Oczywiście pokazali mi dzieci i położyli na brzuch.Gratulowali i dziwili się jak dzielnie poradziłam sobie z urodzeniem bliźniąt.Powiedziałam ,że są małe,więc dlatego łatwo poszło,a oni stwierdzili,że urodziłabym jeszcze nie jedno dziecko,tak dobrze mi to szło.
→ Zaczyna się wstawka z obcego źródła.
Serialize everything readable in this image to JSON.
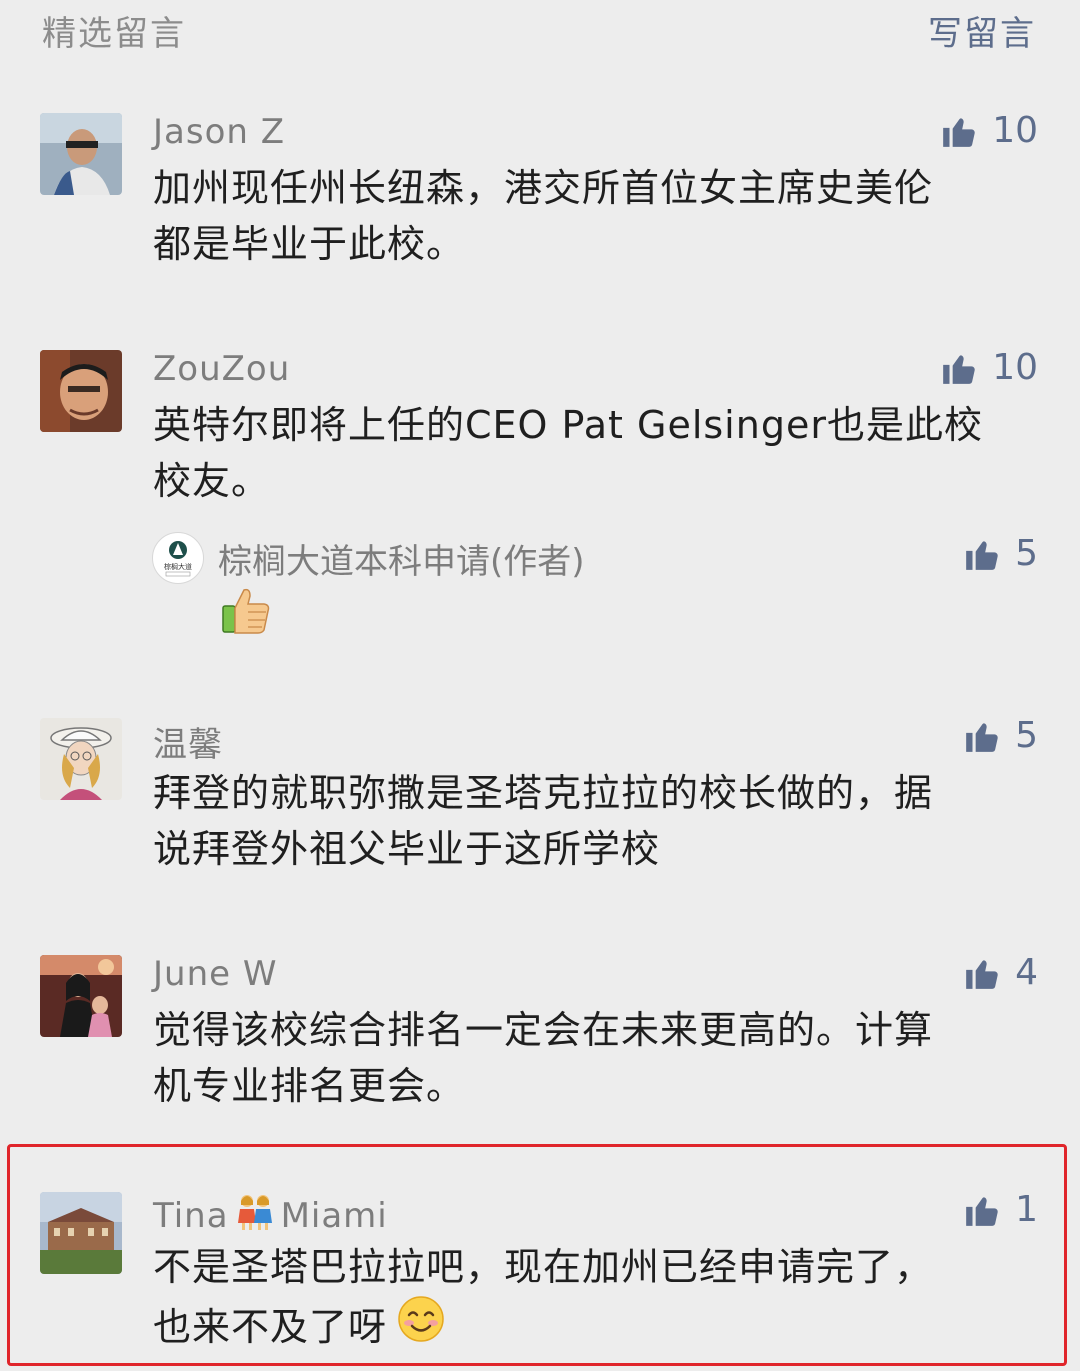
{
  "header": {
    "title": "精选留言",
    "write_label": "写留言"
  },
  "comments": [
    {
      "name": "Jason Z",
      "likes": "10",
      "lines": [
        "加州现任州长纽森，港交所首位女主席史美伦",
        "都是毕业于此校。"
      ]
    },
    {
      "name": "ZouZou",
      "likes": "10",
      "lines": [
        "英特尔即将上任的CEO Pat Gelsinger也是此校",
        "校友。"
      ],
      "reply": {
        "name": "棕榈大道本科申请(作者)",
        "likes": "5",
        "avatar_text": "棕榈大道",
        "content_icon": "thumbs-up-emoji"
      }
    },
    {
      "name": "温馨",
      "likes": "5",
      "lines": [
        "拜登的就职弥撒是圣塔克拉拉的校长做的，据",
        "说拜登外祖父毕业于这所学校"
      ]
    },
    {
      "name": "June W",
      "likes": "4",
      "lines": [
        "觉得该校综合排名一定会在未来更高的。计算",
        "机专业排名更会。"
      ]
    },
    {
      "name_prefix": "Tina",
      "name_suffix": "Miami",
      "name_emoji": "two-women-emoji",
      "likes": "1",
      "lines": [
        "不是圣塔巴拉拉吧，现在加州已经申请完了，",
        "也来不及了呀"
      ],
      "trailing_emoji": "smiling-face-emoji"
    }
  ],
  "colors": {
    "background": "#ededed",
    "link": "#5d6d8c",
    "name": "#7d7d7d",
    "text": "#1f1f1f",
    "highlight": "#e0252b"
  }
}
Potem zaczęlo się szycie i było dość nieprzyjemne.Po wszystkim kazali mi się wysikać,ale ja nawet nie czułam czy mi się chce czy nie,mimo to próbowałam.Po pewnym czasie kazali mi iśc pod prysznic,było mi bardzo słabo,myślałam że zemdleję w czasie mycia(w czasie porodu straciłam jakies 750ml krwi).Potem z pielęgniarką i moim wróciliśmy do sali, gdzie leżałam przed porodem.Na początku potrzebowałam pomocy przy wstawaniu,przekręcaniu się i wszystkim,ale już w nocy sama doszłam do wc.Nadal było mi bardzo słabo ale postanowiłam to pokonać.Bardzo chciałam zobaczyć jeszcze moje dzieci,ale zabrano je piętro wyżej na oddział wcześniaków.I tego wieczoru już nie starczyło mi sił,aby tam iśc.Za to rano przyszła pielęgniarka i mnie do nich zaprowadziła.Leżeli w inkubatorach,ale tylko ze względu na utrzymanie ciepła.Dostali dobre oceny apgar-synuś po 10pkt po 1min,po 5 i po 10min,a córcia 9pkt po 1min,8 pkt po 5min i 10 pkt po 10min.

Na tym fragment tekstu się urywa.